Başkomutan Mustafa Kemal Paşa, yanındaki, İsmet Paşa ve Fevzi Çakmak Paşa’ya Yunan Ordusunun yeniden savunma düzenine geçmesini önlemek ve Yunanları mağlup etmek için İzmir’e girmenin şart olduğunu söylüyordu. İzmir’in kurtarılmasının ardından Cumhuriyet’e giden yol açılmış olacaktı.
Mustafa Kemal, Batı Cephesindeki tüm subay ve erlere okunmak üzere bir bildiri kaleme aldı.

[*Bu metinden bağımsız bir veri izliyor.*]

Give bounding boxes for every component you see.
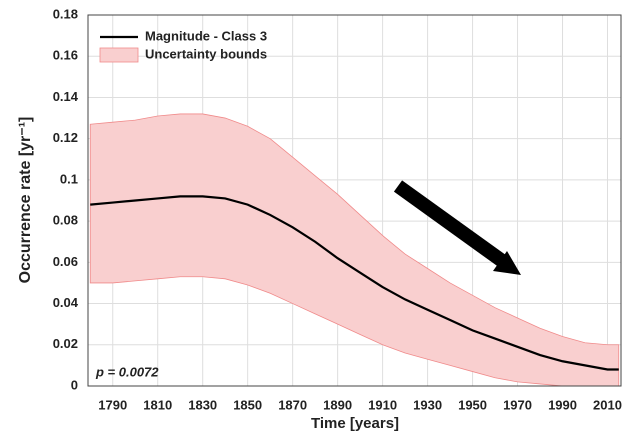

“Türkiye Büyük Millet Meclisi Orduları;
Afyonkarahisar-Dumlupınar Büyük Meydan Muharebesi’nde, zalim ve mağrur bir ordunun temel varlığını inanılmayacak kadar az bir zamanda yok ettiniz.

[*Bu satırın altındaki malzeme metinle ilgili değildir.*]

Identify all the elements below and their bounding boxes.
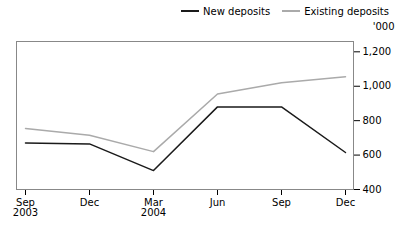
svg-text:Mar2004: Mar2004 <box>141 197 166 218</box>
svg-text:Sep: Sep <box>272 197 291 208</box>
svg-text:Jun: Jun <box>209 197 226 208</box>
svg-text:1,200: 1,200 <box>363 46 392 57</box>
html-text:New deposits: New deposits <box>203 5 271 17</box>
svg-text:Sep2003: Sep2003 <box>13 197 38 218</box>
svg-text:400: 400 <box>363 184 382 195</box>
svg-text:1,000: 1,000 <box>363 80 392 91</box>
svg-text:'000: '000 <box>373 21 395 32</box>
svg-text:Dec: Dec <box>80 197 99 208</box>
html-text:Existing deposits: Existing deposits <box>304 5 389 17</box>
svg-text:Dec: Dec <box>336 197 355 208</box>
svg-text:800: 800 <box>363 115 382 126</box>
svg-text:600: 600 <box>363 149 382 160</box>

Büyük ve seçkin ulusumuzun fedakârlıklarına layık olduğunuzu kanıtladınız.
Sahibimiz olan büyük Türk ulusu geleceğine güvenmekte haklıdır.
Savaş alanlarındaki başarı ve fedakârlıklarınızı yakından görüp izliyorum.

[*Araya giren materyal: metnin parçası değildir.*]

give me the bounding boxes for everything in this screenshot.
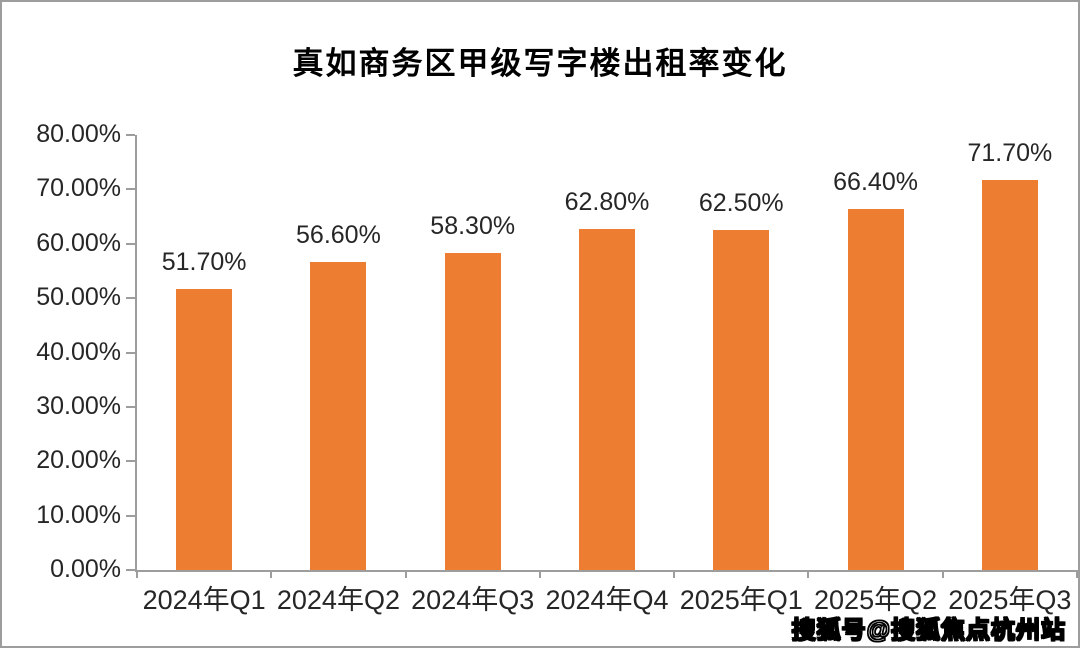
x-axis-label: 2025年Q3 <box>948 585 1072 615</box>
y-axis-tick <box>126 405 135 408</box>
bar-value-label: 71.70% <box>967 139 1053 168</box>
bar-value-label: 58.30% <box>430 212 516 240</box>
x-axis-label: 2025年Q1 <box>679 585 803 615</box>
y-axis-label: 10.00% <box>36 500 121 529</box>
y-axis-label: 70.00% <box>36 174 121 203</box>
y-axis-label: 40.00% <box>36 337 121 366</box>
y-axis-tick <box>126 134 135 136</box>
bar-value-label: 62.50% <box>698 189 784 218</box>
y-axis-tick <box>126 188 135 191</box>
x-axis-tick <box>1076 570 1078 578</box>
y-axis-tick <box>126 297 135 300</box>
bar-value-label: 56.60% <box>296 221 381 250</box>
y-axis-label: 0.00% <box>50 555 121 583</box>
x-axis-tick <box>538 570 541 578</box>
x-axis-tick <box>673 570 676 578</box>
bar-2025年Q3 <box>981 180 1038 570</box>
x-axis-tick <box>807 570 810 578</box>
x-axis-label: 2024年Q3 <box>411 585 535 615</box>
x-axis-label: 2025年Q2 <box>814 585 938 615</box>
y-axis-label: 20.00% <box>36 446 121 475</box>
x-axis-tick <box>404 570 407 578</box>
y-axis-tick <box>126 569 135 571</box>
y-axis-label: 80.00% <box>36 120 121 148</box>
y-axis-label: 50.00% <box>36 283 121 312</box>
bar-2024年Q1 <box>176 288 233 570</box>
plot-area: 51.70% 2024年Q1 56.60% 2024年Q2 58.30% 2024年Q3 6… <box>36 120 1078 615</box>
y-axis-tick <box>126 460 135 463</box>
x-axis-tick <box>270 570 273 578</box>
bar-2025年Q1 <box>713 230 770 570</box>
y-axis-tick <box>126 351 135 354</box>
bar-value-label: 62.80% <box>564 187 650 216</box>
bar-2024年Q2 <box>310 262 367 570</box>
y-axis-tick <box>126 242 135 245</box>
bar-2025年Q2 <box>847 208 904 570</box>
bar-2024年Q4 <box>579 228 635 570</box>
x-axis-label: 2024年Q1 <box>142 585 266 615</box>
bar-value-label: 66.40% <box>833 167 918 196</box>
bar-2024年Q3 <box>444 253 501 570</box>
watermark-text: 搜狐号@搜狐焦点杭州站 <box>791 616 1066 644</box>
x-axis-label: 2024年Q4 <box>545 585 669 615</box>
chart-title: 真如商务区甲级写字楼出租率变化 <box>292 46 788 82</box>
x-axis-label: 2024年Q2 <box>276 585 400 615</box>
y-axis-tick <box>126 514 135 517</box>
y-axis-label: 60.00% <box>36 228 121 257</box>
y-axis-label: 30.00% <box>36 391 121 420</box>
bar-value-label: 51.70% <box>161 247 247 276</box>
x-axis-tick <box>941 570 944 578</box>
x-axis-tick <box>136 570 138 578</box>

Ulusumuzun size olan övgülerinin iletilmesine aracılık etme görevinin arkasını bırakmayacak, sürekli olarak yerine getireceğim. Ödüllendirme için başkumandanlığa öneride bulunulmasını, cephe kumandanlığına buyurdum. Bütün arkadaşlarımın, Anadolu’da daha başka meydan muharebeleri de verileceğini göz önünde bulundurarak ilerlemesini ve herkesin akıl gücünü ve yurtseverliğinin kaynaklarını kullanarak, yarışmayı bütün gücüyle sürdürmesini talep ederim.
Ordular, İlk Hedefiniz Akdeniz’dir. İleri!”
Diyordu Mustafa Kemal
76 yaşında bir Türkiye Cumhuriyeti yurttaşıyım. En büyük dileğim, milli bayramlarımızı coşkuyla kutlanması ve büyük zaferlerin, Atatürk gibi büyük kahramanların adının ve anısının sonsuza dek yaşatılmasıdır.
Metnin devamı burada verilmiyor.